# I am build a router fence and I have a question....



## JeffWaldrop (May 8, 2019)

I bought a premade router table that I am fitting to a custom made table. I have a combo track that runs, horizontal (the long length) of the table, for use with a miter guage. To the rear of the table, as I am looking at it, there are the two tracks, the actual fence attaches to.

So what hardware do I need to slide into those tracks that will be underneath my router fence. I bought a kit of hardware off amazon for t tracks, etc, but all are too small. The width is approx. 3/4" I do understand that normal T Track is 3/4" wide and a 1/4" Hex Head bolt head works there…..

Please advise,

Jeff


----------



## SMP (Aug 29, 2018)

I used the t-bolts here https://www.amazon.com/POWERTEC-71068-T-Track-Knobs-Washers/dp/B079JN1DSK/ref=sr_1_141?keywords=router%2Btable%2Bfence&qid=1557328245&s=gateway&sr=8-141&th=1


----------



## HokieKen (Apr 14, 2015)

I use similar hardware to SMP. What kit did you purchase that doesn't fit that track? I suspect maybe you bought hardware for 8020 extrusion which uses smaller threads and nuts.


----------



## MrRon (Jul 9, 2009)

I believe the tee bolts used to hold toilets to the floor ring are the right size for tee track.


----------



## JeffWaldrop (May 8, 2019)

> I use similar hardware to SMP. What kit did you purchase that doesn t fit that track?
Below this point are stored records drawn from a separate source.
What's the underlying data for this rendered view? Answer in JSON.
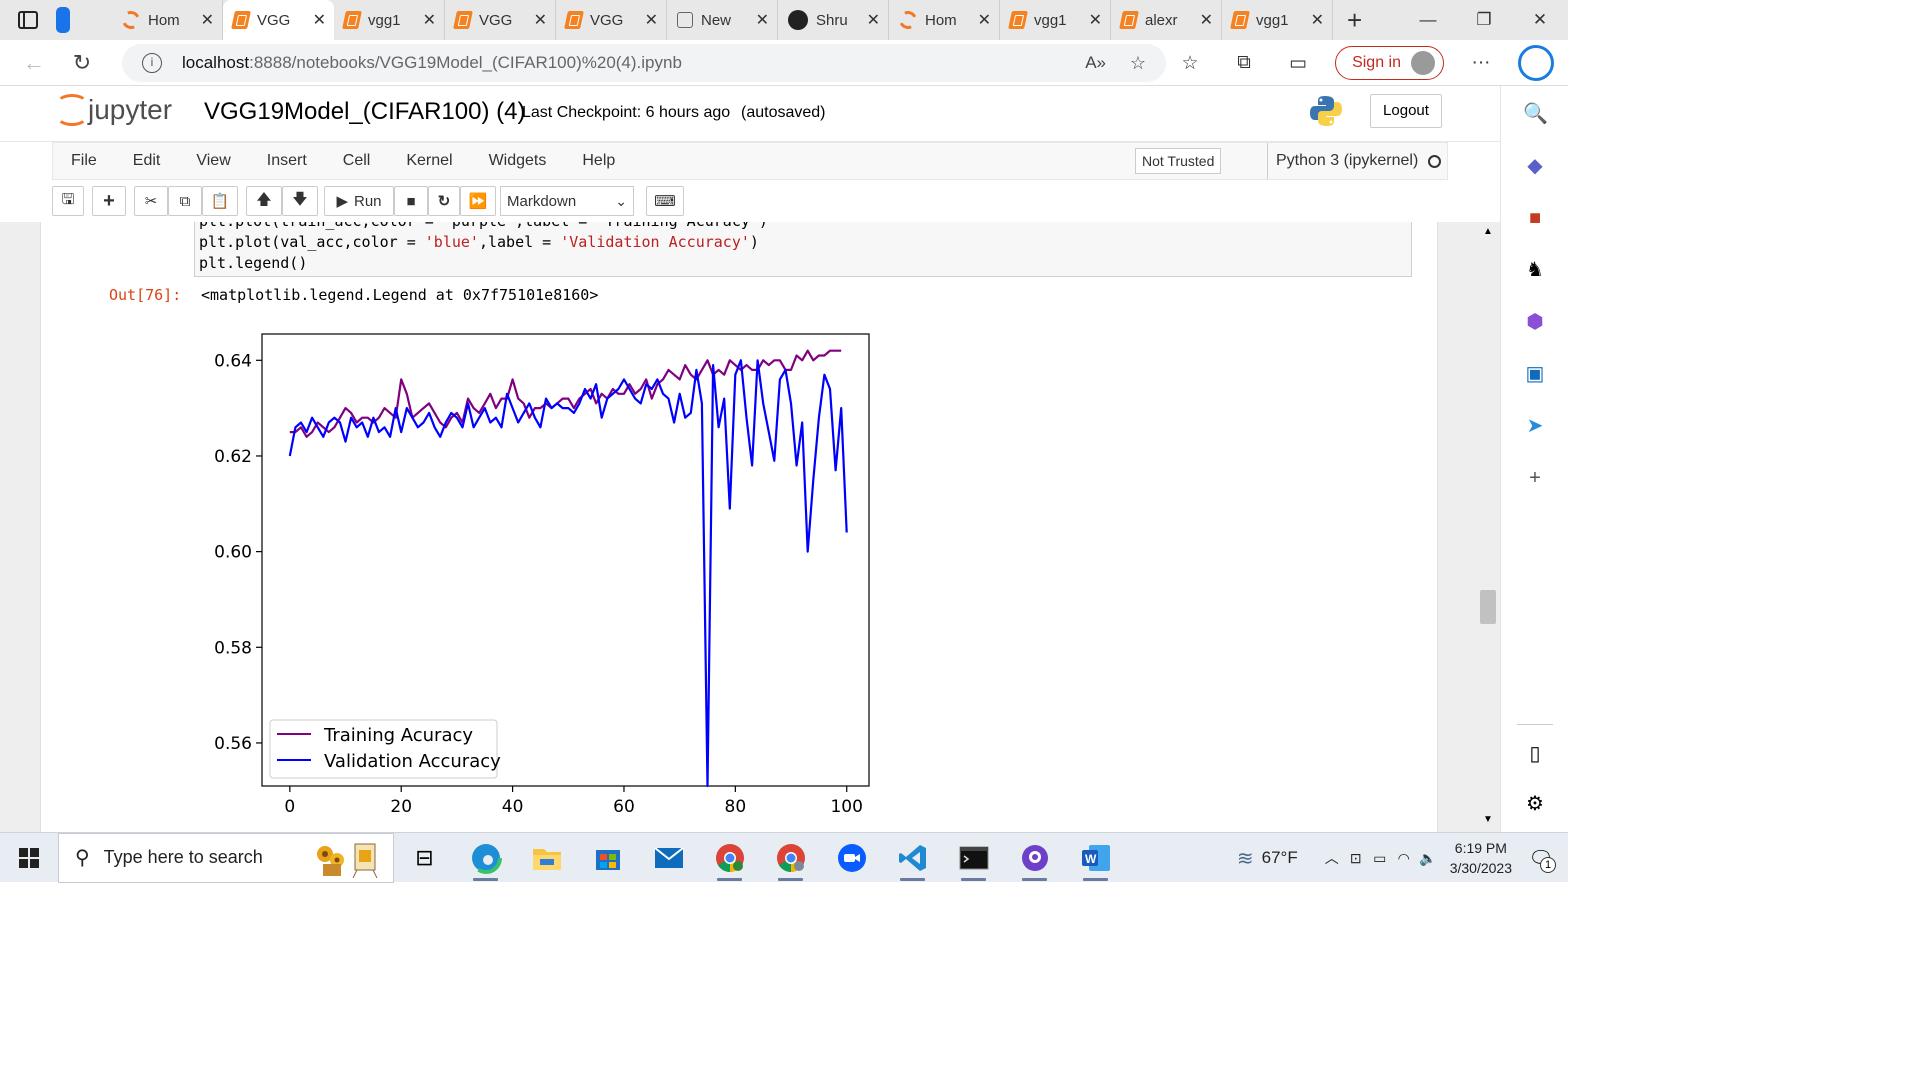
{
  "browser": {
    "tabs": [
      {
        "label": "Hom",
        "icon": "jupyter-icon",
        "active": false
      },
      {
        "label": "VGG",
        "icon": "notebook-icon",
        "active": true
      },
      {
        "label": "vgg1",
        "icon": "notebook-icon",
        "active": false
      },
      {
        "label": "VGG",
        "icon": "notebook-icon",
        "active": false
      },
      {
        "label": "VGG",
        "icon": "notebook-icon",
        "active": false
      },
      {
        "label": "New",
        "icon": "new-tab-icon",
        "active": false
      },
      {
        "label": "Shru",
        "icon": "github-icon",
        "active": false
      },
      {
        "label": "Hom",
        "icon": "jupyter-icon",
        "active": false
      },
      {
        "label": "vgg1",
        "icon": "notebook-icon",
        "active": false
      },
      {
        "label": "alexr",
        "icon": "notebook-icon",
        "active": false
      },
      {
        "label": "vgg1",
        "icon": "notebook-icon",
        "active": false
      }
    ],
    "url_host": "localhost",
    "url_path": ":8888/notebooks/VGG19Model_(CIFAR100)%20(4).ipynb",
    "sign_in": "Sign in"
  },
  "jupyter": {
    "logo_text": "jupyter",
    "notebook_name": "VGG19Model_(CIFAR100) (4)",
    "checkpoint": "Last Checkpoint: 6 hours ago",
    "autosaved": "(autosaved)",
    "logout": "Logout",
    "menu": [
      "File",
      "Edit",
      "View",
      "Insert",
      "Cell",
      "Kernel",
      "Widgets",
      "Help"
    ],
    "trust": "Not Trusted",
    "kernel": "Python 3 (ipykernel)",
    "run_label": "Run",
    "cell_type": "Markdown"
  },
  "cell": {
    "code_line1_a": "plt.plot(val_acc,color = ",
    "code_line1_s1": "'blue'",
    "code_line1_b": ",label = ",
    "code_line1_s2": "'Validation Accuracy'",
    "code_line1_c": ")",
    "code_line2": "plt.legend()",
    "out_prompt": "Out[76]:",
    "out_text": "<matplotlib.legend.Legend at 0x7f75101e8160>"
  },
  "chart_data": {
    "type": "line",
    "x_ticks": [
      "0",
      "20",
      "40",
      "60",
      "80",
      "100"
    ],
    "y_ticks": [
      "0.56",
      "0.58",
      "0.60",
      "0.62",
      "0.64"
    ],
    "xlim": [
      -5,
      104
    ],
    "ylim": [
      0.551,
      0.6455
    ],
    "grid": false,
    "legend_position": "lower-left",
    "series": [
      {
        "name": "Training Acuracy",
        "color": "#800080",
        "values": [
          0.625,
          0.625,
          0.626,
          0.624,
          0.625,
          0.627,
          0.626,
          0.625,
          0.626,
          0.628,
          0.63,
          0.629,
          0.627,
          0.628,
          0.628,
          0.627,
          0.628,
          0.63,
          0.629,
          0.628,
          0.636,
          0.633,
          0.628,
          0.629,
          0.63,
          0.631,
          0.629,
          0.627,
          0.626,
          0.628,
          0.629,
          0.627,
          0.632,
          0.63,
          0.629,
          0.631,
          0.633,
          0.63,
          0.632,
          0.632,
          0.636,
          0.632,
          0.631,
          0.628,
          0.63,
          0.63,
          0.631,
          0.63,
          0.631,
          0.632,
          0.632,
          0.63,
          0.632,
          0.633,
          0.634,
          0.631,
          0.633,
          0.632,
          0.634,
          0.633,
          0.633,
          0.635,
          0.633,
          0.634,
          0.636,
          0.632,
          0.635,
          0.636,
          0.638,
          0.637,
          0.636,
          0.639,
          0.637,
          0.636,
          0.638,
          0.64,
          0.637,
          0.638,
          0.637,
          0.64,
          0.639,
          0.638,
          0.639,
          0.638,
          0.638,
          0.64,
          0.639,
          0.64,
          0.64,
          0.638,
          0.638,
          0.641,
          0.64,
          0.642,
          0.64,
          0.641,
          0.641,
          0.642,
          0.642,
          0.642
        ]
      },
      {
        "name": "Validation Accuracy",
        "color": "#0000ff",
        "values": [
          0.62,
          0.626,
          0.627,
          0.625,
          0.628,
          0.626,
          0.624,
          0.627,
          0.628,
          0.627,
          0.623,
          0.628,
          0.626,
          0.627,
          0.624,
          0.628,
          0.625,
          0.626,
          0.624,
          0.63,
          0.625,
          0.63,
          0.628,
          0.626,
          0.627,
          0.629,
          0.626,
          0.624,
          0.627,
          0.629,
          0.628,
          0.626,
          0.631,
          0.626,
          0.628,
          0.63,
          0.627,
          0.628,
          0.626,
          0.633,
          0.63,
          0.627,
          0.629,
          0.631,
          0.628,
          0.626,
          0.632,
          0.63,
          0.631,
          0.63,
          0.63,
          0.629,
          0.631,
          0.634,
          0.632,
          0.635,
          0.628,
          0.632,
          0.633,
          0.634,
          0.636,
          0.634,
          0.632,
          0.631,
          0.635,
          0.634,
          0.636,
          0.633,
          0.632,
          0.627,
          0.633,
          0.628,
          0.629,
          0.638,
          0.631,
          0.551,
          0.639,
          0.626,
          0.632,
          0.609,
          0.637,
          0.64,
          0.628,
          0.618,
          0.64,
          0.631,
          0.625,
          0.619,
          0.636,
          0.638,
          0.631,
          0.618,
          0.627,
          0.6,
          0.615,
          0.628,
          0.637,
          0.634,
          0.617,
          0.63,
          0.604
        ]
      }
    ]
  },
  "taskbar": {
    "search_placeholder": "Type here to search",
    "temperature": "67°F",
    "time": "6:19 PM",
    "date": "3/30/2023",
    "notifications": "1",
    "apps": [
      "task-view-icon",
      "edge-icon",
      "file-explorer-icon",
      "store-icon",
      "mail-icon",
      "chrome-icon",
      "chrome-profile-icon",
      "zoom-icon",
      "vscode-icon",
      "terminal-icon",
      "github-desktop-icon",
      "word-icon"
    ]
  }
}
I suspect maybe you bought hardware for 8020 extrusion which uses smaller threads and nuts.
> 
> - HokieKen


I am not sure, but I think this is what I am looking for. ($ 9.00 on Amazon)

The first hardware kit from Amazon was for T-Tracks. I will those too in short order…...


----------



## JeffWaldrop (May 8, 2019)

Thanks all…..

Jeff


----------